The European Commission is soon to adopt a protectionist approach to the agricultural production sector in relation to European competition law


The European Commission (the “Commission”) is aiming to introduce a new regulation (COM (2011) 626) alongside the Common Agricultural Policy 2013 which aims to “strengthen the offer and the role of farmers’ associations and interbranch organisations and to clarify the competition rules”. The new regulation could have a particular impact upon farmers and farmers’ associations and interbranch organisations by increasing their power in the supply chain.

Competition between primary producers and the retail level of the supply chain, particularly in the dairy industry, has been a controversial topic in recent times. Whilst the primary producers view the dominance of supermarkets as harmful to the industry in terms of price squeezing, the supermarkets argue fierce competition at the retail level means they have no choice but to reduce costs. The Commission believes the basic agricultural production sector deserves a protected status because of its “structural characteristics”, most notably the lack of correlation between price and demand. Due to this ‘special’ characteristic of the primary producer market, the Commission believes the sector deserves special carve outs from competition law to match the intricacies of the sector. In a recent note entitled “EU Competition Framework: Specific Rules for the Food Chain in the new CAP” by the Agriculture and Rural Development Committee (“the Agri Committee”), the Directorate-General for Agriculture and Rural Development (“DG Agri”)  called for “specific legal answers, distinct from those given to other economic sectors”.

The Report

The Draft Report, detailing the forthcoming changes, was authored by Michel Dantin, from the Agri Committee. The report states that it is hoped the new rules will increase concentration in the production sector which, compared with other parts of the supply chain, lack large entities. The report also calls for a “paradigm shift” in the way in which competition law is enforced against primary producers, from one where competition law is applied no differently to other sectors to a situation where food production is held to be special in terms of competition law. The report also states that “from now on… agriculture must to some extent constitute an exception to competition law, which has to reflect the need to concentrate supply and strengthen the power that farmers can wield in the market”. This considerable change to competition policy would not be viewed favourably among the retail level of the supply chain who face the pressures of the price sensitive consumer. Dantin acknowledges the competition problems the new proposals may cause and states “the idea that farmers should band together must not translate into cartels that would distract producers from the efforts which they must continue to make as regards competitiveness”.

Views on the proposals

The methods implemented when adopting a protectionist approach to a particular sector, come into direct conflict with European competition law and the fundamental principles of the European Union, such as the free movement of goods. This conflict has created two opposing views on the adoption of the legislation. On the one side there is DG Comp (the Directorate General for Competition. At a recent speech to the European Parliament, Philippe Chauve, member of DG Comp, openly opposed the suggested changes to competition policy. Chauve stated that DG Comp “does not want to create such exceptions, which would allow the first level of the supply chain to decide on the price and quantity that it supplies to the rest of the chain”. The comments underscore a concern that food producers could wield too much power in the supply chain leading to unfair consequences further downstream. It is clear that DG Comp does not accept the contention that primary producers in Europe merit some kind of “protected status”.
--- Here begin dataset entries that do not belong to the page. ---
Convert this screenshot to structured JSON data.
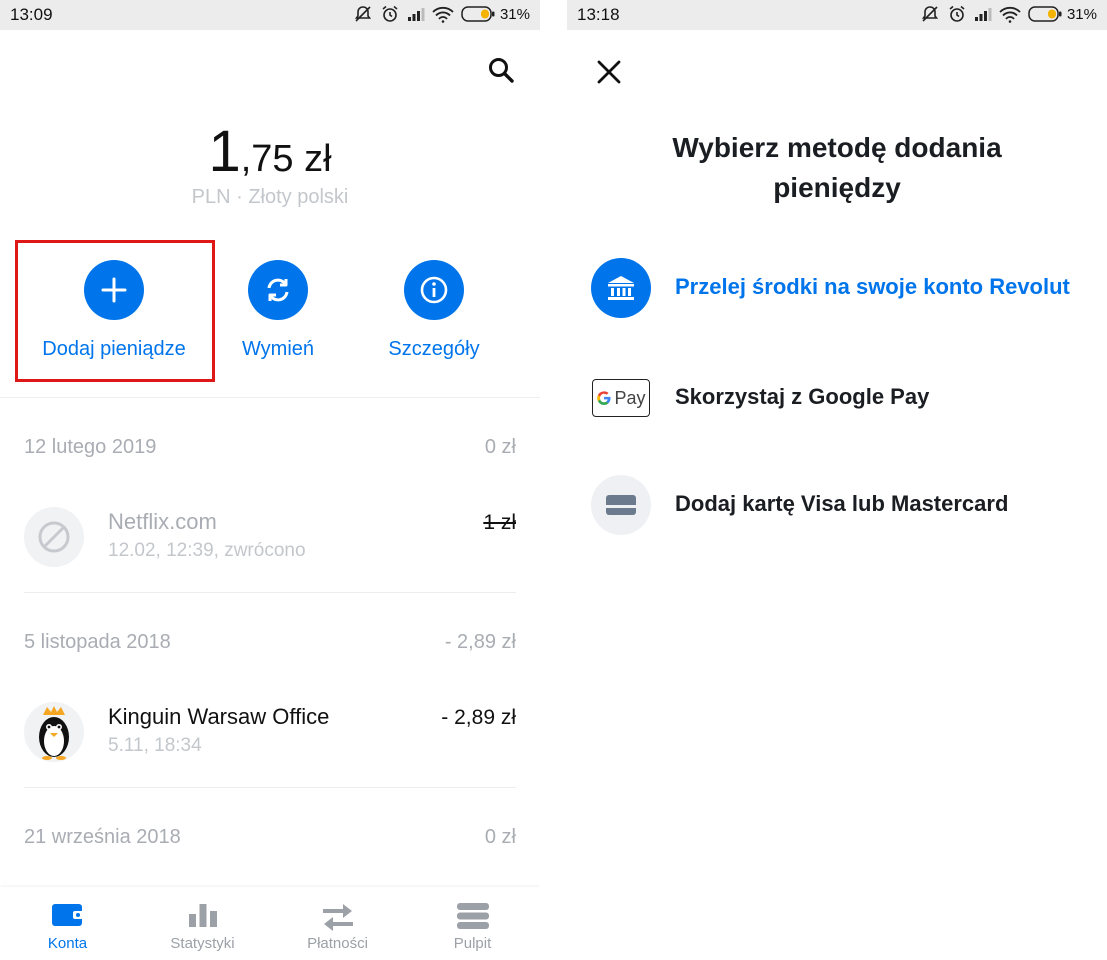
{
  "left": {
    "status": {
      "time": "13:09",
      "battery": "31%"
    },
    "balance": {
      "whole": "1",
      "fraction": ",75 zł",
      "currency": "PLN · Złoty polski"
    },
    "actions": {
      "add_money": "Dodaj pieniądze",
      "exchange": "Wymień",
      "details": "Szczegóły"
    },
    "transactions": [
      {
        "date": "12 lutego 2019",
        "date_total": "0 zł",
        "title": "Netflix.com",
        "subtitle": "12.02, 12:39, zwrócono",
        "amount": "1 zł"
      },
      {
        "date": "5 listopada 2018",
        "date_total": "- 2,89 zł",
        "title": "Kinguin Warsaw Office",
        "subtitle": "5.11, 18:34",
        "amount": "- 2,89 zł"
      },
      {
        "date": "21 września 2018",
        "date_total": "0 zł"
      }
    ],
    "nav": {
      "accounts": "Konta",
      "stats": "Statystyki",
      "payments": "Płatności",
      "dashboard": "Pulpit"
    }
  },
  "right": {
    "status": {
      "time": "13:18",
      "battery": "31%"
    },
    "title_line1": "Wybierz metodę dodania",
    "title_line2": "pieniędzy",
    "methods": {
      "bank_transfer": "Przelej środki na swoje konto Revolut",
      "google_pay_badge": "Pay",
      "google_pay": "Skorzystaj z Google Pay",
      "card": "Dodaj kartę Visa lub Mastercard"
    }
  },
  "colors": {
    "accent": "#0075eb",
    "highlight": "#e01717",
    "muted": "#a9adb3"
  },
  "icons": [
    "search-icon",
    "plus-icon",
    "exchange-icon",
    "info-icon",
    "blocked-icon",
    "penguin-icon",
    "wallet-icon",
    "bar-chart-icon",
    "transfer-arrows-icon",
    "cards-stack-icon",
    "close-icon",
    "bank-icon",
    "google-pay-icon",
    "card-icon"
  ]
}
On the other side of the argument DG Agri believes the new regulations will allow farmers to “break free from economic dependence” and obtain a more “decent standard of living”.

At a national level there is also rigorous debate. There appears to be a general acceptance that something needs to be done to bolster the position of primary producers in the supply chain, but there is no consensus on how that objective should be achieved.  At a recent meeting of the European Council for Agriculture and Fisheries, delegations  thought more work was needed at the technical level with regard to the approach to producer organisations holding a dominant position on the market.


A robust competition law framework is essential to reduce economic inefficiencies and reduce harm to the consumer. Whilst most agree it is important for producers to earn a fair living and not to be unfairly treated by a larger entity, it is vital that derogations from competition law are not created without having first considered the consequences. It seems that there is still some way to go on this debate, and battle lines within the Commission have been drawn.